In de Bijbel en in de liturgie worden soms woorden en uitdrukkingen gebruikt die niet zo eenvoudig zijn. Er wordt dan van uitgegaan dat iedereen wel snapt waarover het gaat, maar is dat wel zo? Neem nu bijvoorbeeld ‘het Rijk Gods’. Hoe vaak horen we hier niet over in het evangelie tijdens onze zondagse kerkdiensten. Maar waarover gaat dit nu eigenlijk? Wat bedoelt Jezus hiermee? Bij Mattheus klinkt het zelfs nog anders. Hij spreekt over het Rijk der Hemelen. Of dat gemakkelijker te vatten is, dat is nog de vraag. Het Rijk Gods is natuurlijk geen koninkrijk zoals wij dat kennen, met grenzen, zoals het Koninkrijk België. Het Rijk Gods gaat over iets anders. Ik vergelijk het graag met een droom. Het Rijk Gods gaat eigenlijk over de droom van God. Het Rijk Gods is de wereld en de mensheid zoals God die droomt. En hoe droomt God de wereld? Als een plek van louter liefde. Een plaats waar mensen elkaar liefhebben, gewoon omdat ze zijn wie ze zijn, beminnenswaardig. Zonder vooroordelen, zonder uit te sluiten om welke reden dan ook. Een plek waar iedereen kan zijn wie hij of zij is, en waar mensen elkaar omstralen met liefde en warmte. Hier en daar zijn we reeds in staat om dergelijke plekken te creëren, en laat ons hopen dat ook onze kerkgemeenschap zo’n plek mag zijn. Maar heel vaak zijn we er nog niet. En dat is ook eigen aan het Rijk Gods: het is er reeds, maar nog niet helemaal. Het is als een visioen dat ons in gang zet en voortstuwt. En af en toe, heel even, mogen we nu reeds een glimp van dat Rijk Gods gewaarworden, daar waar mensen voor elkaar een thuis proberen te maken. Eigenlijk is het Rijk Gods een beetje datgene wat Lucilla Galeazzi bezingt in haar zonnige lied ‘Voglio una casa’, vertaald ‘ik wil een huis’. In haar eigen woorden bezingt ze dezelfde droom die God heeft met zijn Rijk…

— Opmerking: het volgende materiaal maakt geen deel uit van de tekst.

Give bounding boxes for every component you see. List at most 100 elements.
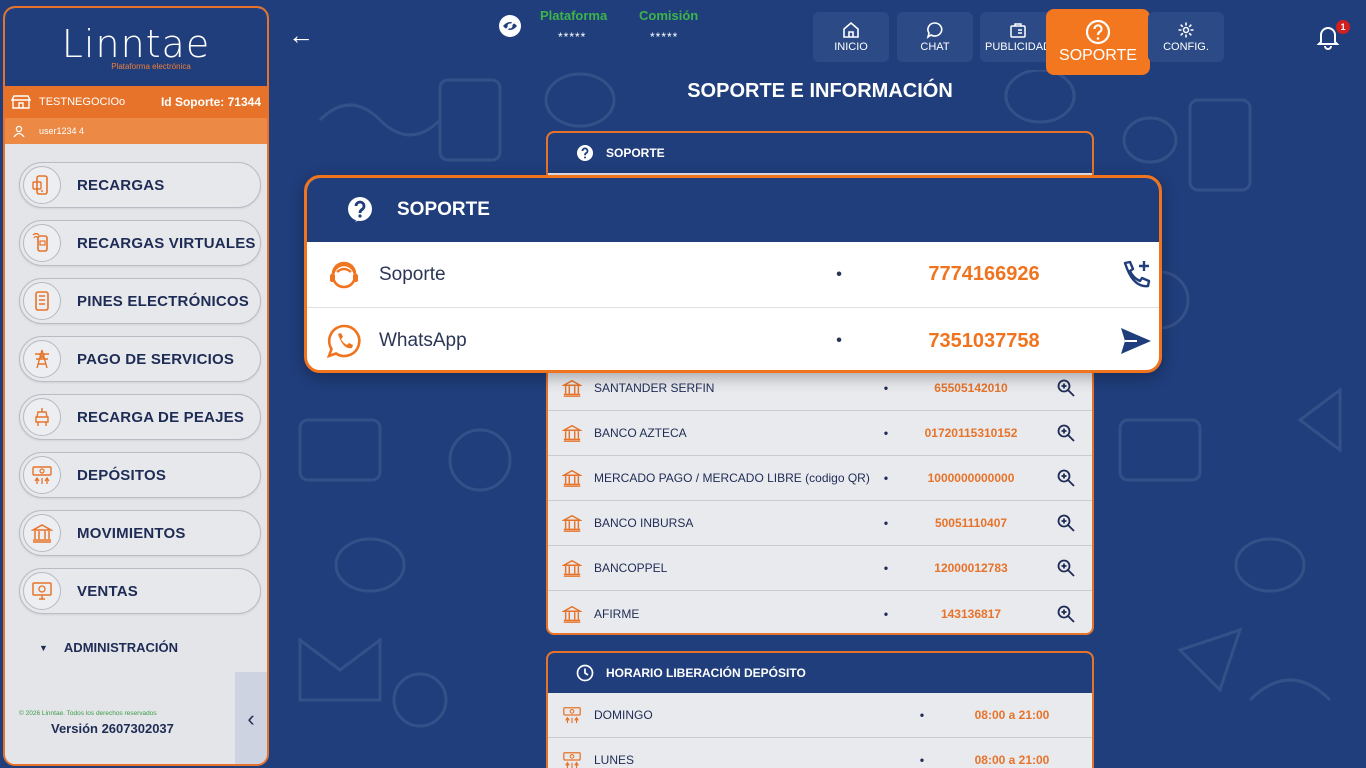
- business-name: TESTNEGOCIOo: [39, 96, 126, 108]
- sidebar-menu: RECARGAS RECARGAS VIRTUALES PINES ELECTR…: [5, 144, 267, 614]
- schedule-day: DOMINGO: [594, 708, 653, 722]
- separator-dot: •: [883, 381, 889, 395]
- send-icon[interactable]: [1119, 324, 1153, 358]
- menu-label: VENTAS: [77, 582, 138, 600]
- nav-label: PUBLICIDAD: [984, 41, 1052, 53]
- bank-row: BANCO INBURSA • 50051110407: [548, 501, 1092, 546]
- bank-name: BANCO AZTECA: [594, 426, 687, 440]
- eye-hidden-icon[interactable]: [498, 14, 522, 38]
- nav-label: CHAT: [920, 41, 950, 53]
- contact-name: Soporte: [379, 263, 446, 285]
- menu-item-recargas[interactable]: RECARGAS: [19, 162, 261, 208]
- nav-chat[interactable]: CHAT: [897, 12, 973, 62]
- phone-call-icon[interactable]: [1119, 258, 1153, 292]
- panel-header: SOPORTE: [548, 133, 1092, 173]
- separator-dot: •: [836, 332, 842, 349]
- clock-icon: [576, 664, 594, 682]
- logo-subtitle: Plataforma electrónica: [111, 61, 191, 71]
- separator-dot: •: [919, 753, 925, 767]
- notification-badge: 1: [1336, 20, 1350, 34]
- help-icon: [1085, 19, 1111, 45]
- bank-number: 65505142010: [934, 381, 1008, 395]
- sales-icon: [23, 572, 61, 610]
- separator-dot: •: [883, 606, 889, 621]
- menu-label: DEPÓSITOS: [77, 466, 167, 484]
- admin-label: ADMINISTRACIÓN: [63, 640, 179, 655]
- bank-icon: [562, 469, 582, 487]
- support-agent-icon: [330, 261, 358, 288]
- gear-icon: [1178, 22, 1194, 38]
- menu-item-depositos[interactable]: DEPÓSITOS: [19, 452, 261, 498]
- bank-icon: [562, 379, 582, 397]
- separator-dot: •: [883, 471, 889, 485]
- support-contact-card: SOPORTE Soporte • 7774166926 WhatsApp • …: [304, 175, 1162, 373]
- schedule-row: DOMINGO • 08:00 a 21:00: [548, 693, 1092, 738]
- nav-label: SOPORTE: [1059, 47, 1137, 64]
- panel-header: HORARIO LIBERACIÓN DEPÓSITO: [548, 653, 1092, 693]
- virtual-recharge-icon: [23, 224, 61, 262]
- plataforma-value: *****: [558, 30, 587, 44]
- recharge-icon: [23, 166, 61, 204]
- user-row: user1234 4: [5, 118, 267, 144]
- zoom-in-icon[interactable]: [1056, 513, 1076, 533]
- schedule-row: LUNES • 08:00 a 21:00: [548, 738, 1092, 768]
- bank-list: SANTANDER SERFIN • 65505142010 BANCO AZT…: [548, 366, 1092, 633]
- menu-item-recargas-virtuales[interactable]: RECARGAS VIRTUALES: [19, 220, 261, 266]
- panel-title: HORARIO LIBERACIÓN DEPÓSITO: [606, 666, 806, 680]
- zoom-in-icon[interactable]: [1056, 423, 1076, 443]
- toll-icon: [23, 398, 61, 436]
- menu-item-pago-servicios[interactable]: PAGO DE SERVICIOS: [19, 336, 261, 382]
- pin-icon: [23, 282, 61, 320]
- sidebar: Linntae Plataforma electrónica TESTNEGOC…: [3, 6, 269, 766]
- logo-area: Linntae Plataforma electrónica: [5, 8, 267, 86]
- schedule-day: LUNES: [594, 753, 635, 767]
- app-root: Linntae Plataforma electrónica TESTNEGOC…: [0, 0, 1366, 768]
- nav-soporte[interactable]: SOPORTE: [1046, 9, 1150, 75]
- support-id: Id Soporte: 71344: [160, 95, 261, 109]
- schedule-hours: 08:00 a 21:00: [974, 708, 1050, 722]
- separator-dot: •: [883, 561, 889, 575]
- zoom-in-icon[interactable]: [1056, 378, 1076, 398]
- bank-row: AFIRME • 143136817: [548, 591, 1092, 633]
- caret-down-icon: ▼: [39, 643, 48, 653]
- nav-label: CONFIG.: [1163, 41, 1209, 53]
- bank-icon: [562, 514, 582, 532]
- contact-number: 7351037758: [928, 329, 1040, 352]
- store-icon: [11, 95, 31, 109]
- bank-icon: [562, 559, 582, 577]
- version: Versión 2607302037: [51, 721, 174, 736]
- deposit-icon: [23, 456, 61, 494]
- menu-label: RECARGAS VIRTUALES: [77, 234, 256, 252]
- zoom-in-icon[interactable]: [1056, 604, 1076, 624]
- menu-item-administracion[interactable]: ▼ ADMINISTRACIÓN: [39, 640, 178, 656]
- schedule-panel: HORARIO LIBERACIÓN DEPÓSITO DOMINGO • 08…: [546, 651, 1094, 768]
- zoom-in-icon[interactable]: [1056, 558, 1076, 578]
- bank-row: BANCOPPEL • 12000012783: [548, 546, 1092, 591]
- nav-inicio[interactable]: INICIO: [813, 12, 889, 62]
- collapse-sidebar-button[interactable]: ‹: [235, 672, 267, 764]
- arrow-left-icon: ←: [288, 20, 314, 50]
- back-button[interactable]: ←: [288, 22, 314, 48]
- nav-config[interactable]: CONFIG.: [1148, 12, 1224, 62]
- plataforma-label: Plataforma: [540, 8, 608, 23]
- service-tower-icon: [23, 340, 61, 378]
- menu-item-pines[interactable]: PINES ELECTRÓNICOS: [19, 278, 261, 324]
- bank-name: AFIRME: [594, 606, 640, 621]
- bank-number: 01720115310152: [924, 426, 1018, 440]
- copyright: © 2026 Linntae. Todos los derechos reser…: [19, 710, 157, 717]
- menu-label: RECARGAS: [77, 176, 165, 194]
- menu-label: MOVIMIENTOS: [77, 524, 186, 542]
- bank-name: MERCADO PAGO / MERCADO LIBRE (codigo QR): [594, 471, 870, 485]
- page-title: SOPORTE E INFORMACIÓN: [687, 80, 953, 102]
- menu-item-movimientos[interactable]: MOVIMIENTOS: [19, 510, 261, 556]
- menu-item-peajes[interactable]: RECARGA DE PEAJES: [19, 394, 261, 440]
- bank-name: BANCO INBURSA: [594, 516, 694, 530]
- menu-item-ventas[interactable]: VENTAS: [19, 568, 261, 614]
- schedule-hours: 08:00 a 21:00: [974, 753, 1050, 767]
- logo: Linntae: [61, 21, 211, 66]
- separator-dot: •: [883, 426, 889, 440]
- zoom-in-icon[interactable]: [1056, 468, 1076, 488]
- bank-number: 50051110407: [934, 516, 1008, 530]
- help-icon: [348, 197, 372, 222]
- nav-publicidad[interactable]: PUBLICIDAD: [980, 12, 1056, 62]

Ik wil een huis, niet voor mij alleen Waar het licht straalt om je heen Waar de zon en geluk je toelacht En de maan er danst in de nacht Een huis vol liefde, soms ook een traan In mijn dromen zal het bestaan Diridindin, diridindin, diridididerididin…..
Ik wil een huis niet voor mij alleen Met vele mensen om mij heen Waar niemand zich moet schamen Waar muziek klinkt door de ramen Een stevig huis waar ieder kan leven Schande vergeten en warmte geven Diridindin, diridindin, diridididerididin…..
Ik wil een huis vrij van zorgen Waar er weer hoop is voor morgen Waar je nooit nog hoeft te praten Over jouw zwerven door de straten Ook al zijn er tijden geweest Dat je niet meer was dan een beest Diridindin, diridindin, diridididerididin…..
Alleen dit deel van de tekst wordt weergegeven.